Cryptocurrency is synonymous with extremely volatile price swings and fluctuations. 2018 was no different, with Bitcoin falling from $20,000 to as low as $3,150. A large number of investors who ‘bought the hype’ at the turn of the year have now capitulated, either selling their holdings or losing hope that the market may cycle back around.
While the crypto market may seem on the brink of further downside action, there are a couple of events in 2019 that could switch the narrative and cause a return of the enigmatic bull market.
At the end of 2017, the cryptocurrency community were certain that the listing of Bitcoin Futures on the CME and CBOE was the event to catapult the price beyond the $20,000 all-time-high. Unfortunately, the listing on the Chicago Board of Options Exchange was actually the top. Price soon cascaded to the downside, culminating in a gruelling 12-month bear market that saw much of the market lose more than 90% of its value.
However, the first quarter of 2019 has brought new-found optimism to the space. Nasdaq confirmed that they ‘will list Bitcoin Futures’ before the end of March, while the Intercontinental Exchange are launching Bitcoin service Bakkt in January, which will also feature a cutting-edge version of Bitcoin Futures.
The difference between these two upcoming listings compared with last year’s CBOE and CME listings is the position of Bitcoin and the cryptocurrency markets in general. Last year, the market inflated to an unhealthy level, and this was capitalised upon by those in the legacy trading space.
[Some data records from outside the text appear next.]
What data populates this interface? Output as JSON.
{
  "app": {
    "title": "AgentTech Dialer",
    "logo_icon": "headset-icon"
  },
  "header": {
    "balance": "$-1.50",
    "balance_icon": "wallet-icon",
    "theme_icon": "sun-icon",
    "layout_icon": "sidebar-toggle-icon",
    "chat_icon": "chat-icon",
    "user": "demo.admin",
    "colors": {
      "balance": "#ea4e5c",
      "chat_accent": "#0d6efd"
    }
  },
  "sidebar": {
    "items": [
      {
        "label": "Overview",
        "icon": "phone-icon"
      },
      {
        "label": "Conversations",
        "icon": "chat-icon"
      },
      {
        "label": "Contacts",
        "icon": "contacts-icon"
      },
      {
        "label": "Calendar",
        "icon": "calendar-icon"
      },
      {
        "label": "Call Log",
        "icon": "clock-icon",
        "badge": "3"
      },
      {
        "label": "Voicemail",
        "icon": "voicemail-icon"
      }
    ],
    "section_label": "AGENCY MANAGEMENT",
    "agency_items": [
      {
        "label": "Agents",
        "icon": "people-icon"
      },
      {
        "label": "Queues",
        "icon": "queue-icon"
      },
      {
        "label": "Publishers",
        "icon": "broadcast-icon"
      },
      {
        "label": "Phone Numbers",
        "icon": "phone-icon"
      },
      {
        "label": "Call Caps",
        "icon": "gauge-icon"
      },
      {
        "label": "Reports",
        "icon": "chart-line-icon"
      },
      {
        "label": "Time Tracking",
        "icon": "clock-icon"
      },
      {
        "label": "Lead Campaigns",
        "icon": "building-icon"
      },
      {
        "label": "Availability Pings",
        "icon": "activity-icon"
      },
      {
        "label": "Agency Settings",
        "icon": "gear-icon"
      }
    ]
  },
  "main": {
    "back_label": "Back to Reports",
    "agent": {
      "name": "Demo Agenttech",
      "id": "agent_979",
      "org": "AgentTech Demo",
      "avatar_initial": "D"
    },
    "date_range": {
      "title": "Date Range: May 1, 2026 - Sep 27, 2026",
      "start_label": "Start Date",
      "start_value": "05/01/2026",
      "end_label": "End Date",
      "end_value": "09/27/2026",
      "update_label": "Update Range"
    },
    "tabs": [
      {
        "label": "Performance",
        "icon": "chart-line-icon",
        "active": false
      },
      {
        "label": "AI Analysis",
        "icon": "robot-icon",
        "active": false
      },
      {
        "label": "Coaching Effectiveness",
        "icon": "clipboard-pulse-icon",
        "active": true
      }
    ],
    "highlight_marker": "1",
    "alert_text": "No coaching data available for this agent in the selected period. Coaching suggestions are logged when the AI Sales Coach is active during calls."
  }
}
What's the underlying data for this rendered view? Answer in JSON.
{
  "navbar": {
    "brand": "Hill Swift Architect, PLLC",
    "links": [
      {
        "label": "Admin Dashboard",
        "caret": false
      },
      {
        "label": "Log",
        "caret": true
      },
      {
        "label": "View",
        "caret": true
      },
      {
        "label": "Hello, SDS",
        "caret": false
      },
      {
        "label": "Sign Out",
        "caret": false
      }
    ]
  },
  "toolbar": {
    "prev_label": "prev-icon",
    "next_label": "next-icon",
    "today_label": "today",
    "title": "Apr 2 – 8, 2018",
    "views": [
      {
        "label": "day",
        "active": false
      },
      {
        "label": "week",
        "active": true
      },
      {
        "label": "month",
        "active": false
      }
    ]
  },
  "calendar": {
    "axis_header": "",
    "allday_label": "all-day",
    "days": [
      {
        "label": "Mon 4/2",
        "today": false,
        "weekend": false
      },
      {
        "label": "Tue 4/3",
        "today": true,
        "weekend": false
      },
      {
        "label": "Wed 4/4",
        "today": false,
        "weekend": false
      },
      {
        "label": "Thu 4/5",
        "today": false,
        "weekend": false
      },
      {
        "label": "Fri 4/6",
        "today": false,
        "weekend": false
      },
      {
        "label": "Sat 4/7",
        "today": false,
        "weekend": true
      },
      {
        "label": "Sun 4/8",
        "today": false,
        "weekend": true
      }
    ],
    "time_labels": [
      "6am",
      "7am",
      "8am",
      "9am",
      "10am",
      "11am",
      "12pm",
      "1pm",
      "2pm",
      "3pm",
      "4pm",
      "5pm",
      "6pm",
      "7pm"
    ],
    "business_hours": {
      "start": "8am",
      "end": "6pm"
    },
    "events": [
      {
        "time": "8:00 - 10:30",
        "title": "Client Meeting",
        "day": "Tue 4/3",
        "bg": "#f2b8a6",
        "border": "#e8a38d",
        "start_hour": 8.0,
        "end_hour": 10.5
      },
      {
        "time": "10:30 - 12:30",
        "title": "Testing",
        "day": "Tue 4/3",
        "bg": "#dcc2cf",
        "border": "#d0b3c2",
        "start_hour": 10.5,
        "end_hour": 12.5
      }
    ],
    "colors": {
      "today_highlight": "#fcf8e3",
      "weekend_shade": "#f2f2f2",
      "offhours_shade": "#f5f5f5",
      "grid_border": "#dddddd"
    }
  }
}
Shorting Bitcoin was far more profitable and low risk than speculating that it would go up further, especially considering Bitcoin has made these parabolic rises followed by 90% declines a number of times in the past.
This time around, Bitcoin has suffered an intense year of downside pressure, resulting in low confidence from even the most persuasive cryptocurrency advocates. When sentiment is at such a low point, it is usually a signal to buy. The risk reward set up of buying, or longing, Bitcoin at $3,000-$4,000 is certainly better than doing so last year at $20,000, so the influx of institutional money may be a trigger for the next bull market.
The Securities and Exchange Commission have delayed their decision on a Bitcoin ETF until late February. This is the final date they can move it back to, meaning that no more delays are possible.
The regulator has had concerns about price manipulation, fake volume, and volatility, but with Nasdaq’s implementation of SMARTS technology, all of the above may be removed from the markets.
Investment firm VanEck and blockchain start-up SolidX are leading the two ETF proposals, which if approved would see a Bitcoin ETF listed on the Chicago Board of Options Exchange.
Revealing why the decision was delayed, the SEC said: “The Commission finds it appropriate to designate a longer period within which to issue an order approving or disapproving the proposed rule change so that it has sufficient time to consider this proposed rule change.”
If approved, the ETF would add legitimacy to Bitcoin and cryptocurrency, both of which have been harshly criticised by many in the traditional finance world over the past decade.
Outspoken financial analyst Nouriel Roubini said the following in a series of tweets: “It is indeed laughable to think that useless crypto-currencies or s**tcoins have any fundamentals of value. Their fundamental value is ZERO or actually negative if you price correctly their negative externality of hogging energy and destroying the environment.”
An ETF being approved would prove to the likes of Roubini that cryptocurrency, and the fundamental technology underlying it, is here to stay, and that mainstream adoption is still very much on the horizon.
As well as deciding whether or not to approve a Bitcoin ETF, the SEC have also taken aim at a number of cryptocurrency projects in recent years. The regulator has clamped down on various projects including AirFox and Paragon, who were both ordered to return investors’ money and register their company as a security with the SEC.
While initially this could be seen as a step to halt innovation in the space, ultimately the SEC are attempting to safeguard investors by purging the space of projects that aren’t compliant with regulation and which are putting potential investors at risk.
An unhealthy amount of ICOs launched during 2017’s hype-cycle. Unfortunately, many of which didn’t have the business attributes to be successful. If the Commission continue to clamp down on these inexperienced projects, it will allow the true innovators to prevail, which again will drive mainstream adoption.
The cryptocurrency space also has an issue with influencers who have been dishonestly touting projects, especially when the prices of digital assets were much higher. Recently, the SEC came after Floyd Mayweather and DJ Khaled, both of whom were fined after promoting ICO projects that were either fraudulent or unregistered securities.
Controversial influencer Ian Balina exclusively revealed to Coin Rivet that he does “worry about the SEC”, suggesting that the regulator may be looking to clean up the space in 2019.
The cryptocurrency community seem to have a fearful view of the SEC. It may take some time for the Commission to earn the trust of the community, but it’s clear that they are ridding the space of scams, Ponzi schemes, and fraudulent coin offerings, all of which is a positive way forward.